Duty of Mizoram government to provide food, shelter to Myanmar citizens, says CM Zoramthanga
The Mizoram chief minister, however, said that the state government has ‘no say’ in international affairs.
Mizoram Chief Minister Zoramthanga on Monday said that it was his government’s duty to provide food and shelter to the Myanmar citizens seeking shelter in the state, reported PTI. Many of them have crossed over the border into northeastern India after last month’s military coup in Myanmar.
“It is our responsibility as human beings to provide food and shelter on humanitarian grounds to our human fellows [from Myanmar], who have taken refuge in our state in the wake of political turmoil following the military coup in their country,” the chief minister told a foreign news outlet and leaders of Chin Churches in the United States via video conference.
Zoramthanga, however, said that the state government has “no say” in international affairs and the matter of refugees rests with the Centre. The chief minister said that he has urged the central government to provide political asylum to Myanmar citizens.
A delegation of leaders from Mizoram have also separately met Vice President M Venkaiah Naidu, Union Minister of State for Home Nityanand Rai, Home Secretary Ajay Kumar Bhalla and others in Delhi. They have asked the government not to forcefully send those seeking refuge in India, reported The Assam Sentinel. On Sunday, Zoramthanga had held talks with Myanmar’s Foreign Minister Zin Mar Aung.
On March 18, the chief minister had written a letter to Prime Minister Narendra Modi. He said that the Myanmar areas bordering Mizoram are inhabited by Chin communities “who are ethnically our Mizo brethren with whom we have been having close contacts throughout all these years even before India became independent”.
He also added that “India cannot turn a blind eye” to the humanitarian crisis.
He had also said that the Union home ministry’s advisory directing four northeastern states, including Mizoram, to check the illegal influx of people from Myanmar and to start the deportation process of illegal migrants was “not acceptable” to him.
Reports had said that around 100 people, primarily Myanmar police officers and their families, had fled to India since the protests began in the country.
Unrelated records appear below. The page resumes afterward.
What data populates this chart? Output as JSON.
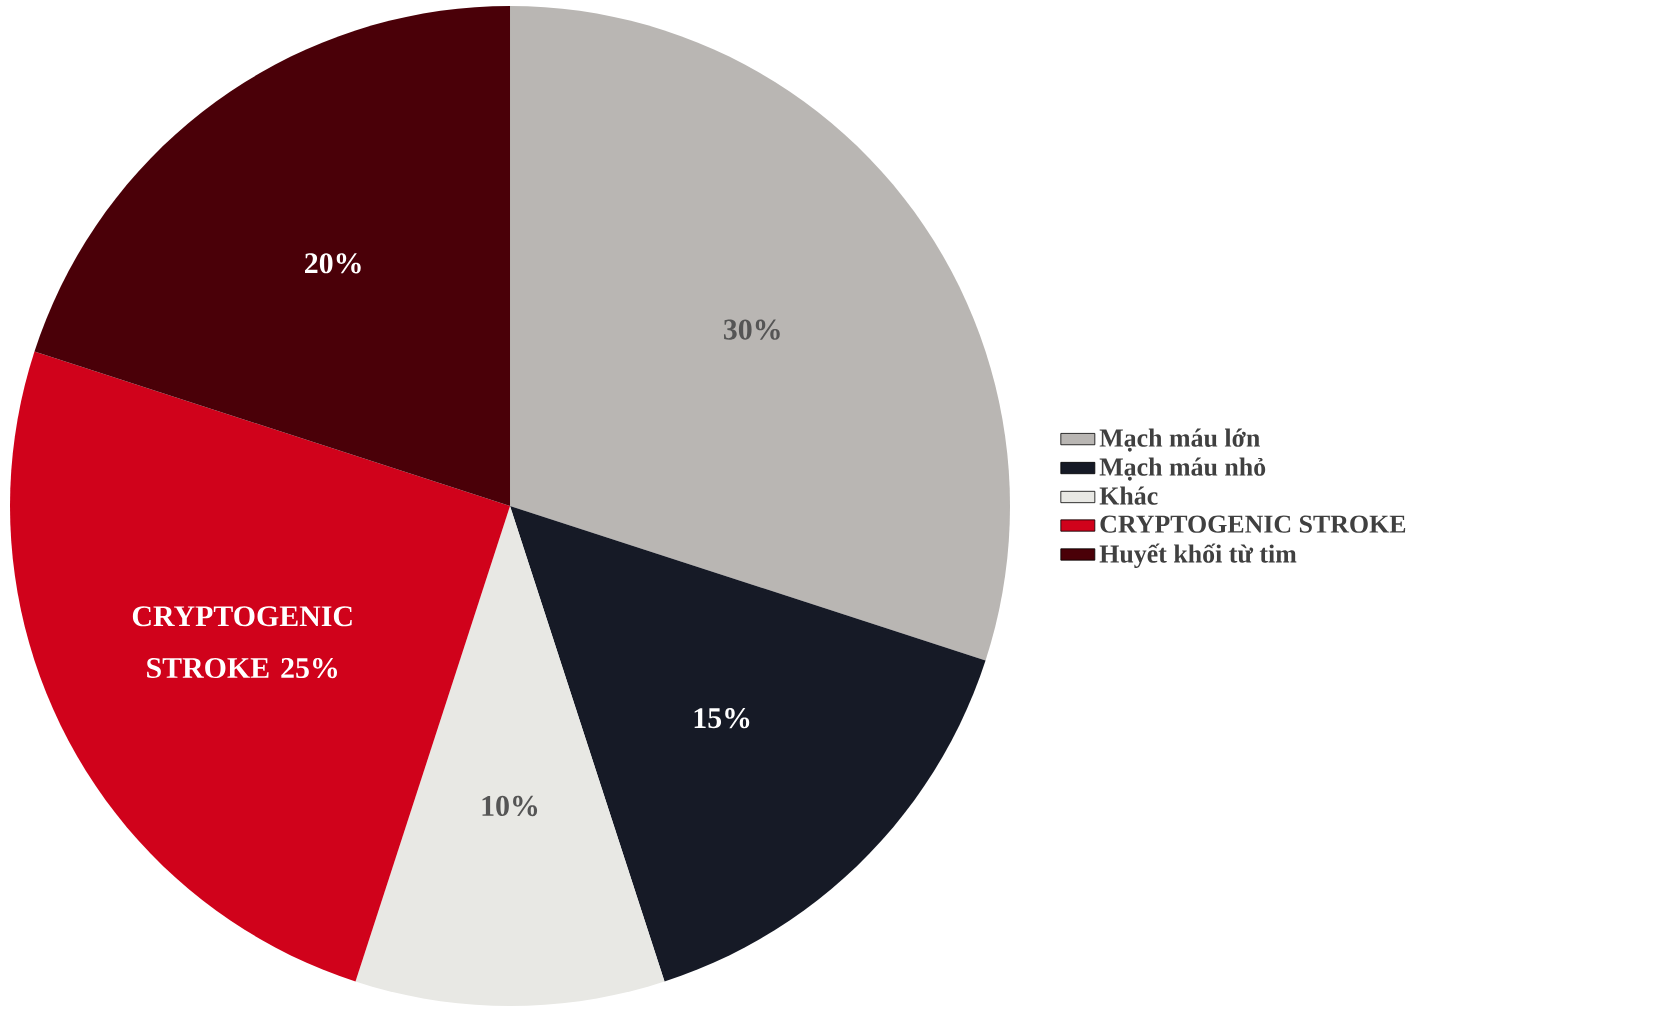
{
  "chart_data": {
    "type": "pie",
    "categories": [
      "Mạch máu lớn",
      "Mạch máu nhỏ",
      "Khác",
      "CRYPTOGENIC STROKE",
      "Huyết khối từ tim"
    ],
    "values": [
      30,
      15,
      10,
      25,
      20
    ],
    "colors": [
      "#b9b6b3",
      "#161a26",
      "#e8e8e4",
      "#d0021b",
      "#4a0008"
    ],
    "value_labels": [
      "30%",
      "15%",
      "10%",
      "CRYPTOGENIC STROKE 25%",
      "20%"
    ],
    "legend": "right"
  }
}
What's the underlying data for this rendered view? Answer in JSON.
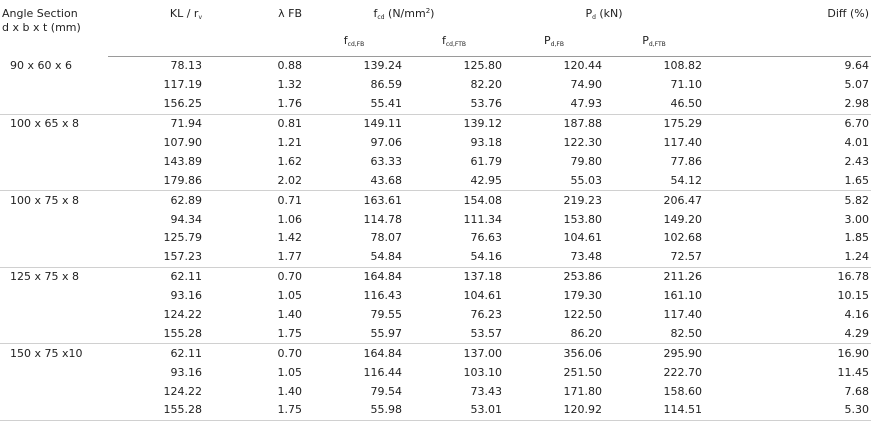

On February 1, the military in Myanmar took control of the country and detained State Counsellor Aung San Suu Kyi and other senior figures from the country’s ruling National League for Democracy. This followed the landslide victory of the National League for Democracy and Suu Kyi in the national elections in November, with the military-backed Union Solidarity and Development Party faring poorly in its key strongholds.
The country’s military refused to accept the government, citing unsubstantiated allegations of fraud. It was also announced that the coup was the result of the government’s failure to delay the November election despite the outbreak of the coronavirus.
Following the coup, the residents of Myanmar launched protests in various areas of the country as the military took measures, including curfews, to control the stir. On March 14, at least 38 protestors were killed during demonstrations, according to an advocacy group. The incident marked one of the bloodiest days since the protests began.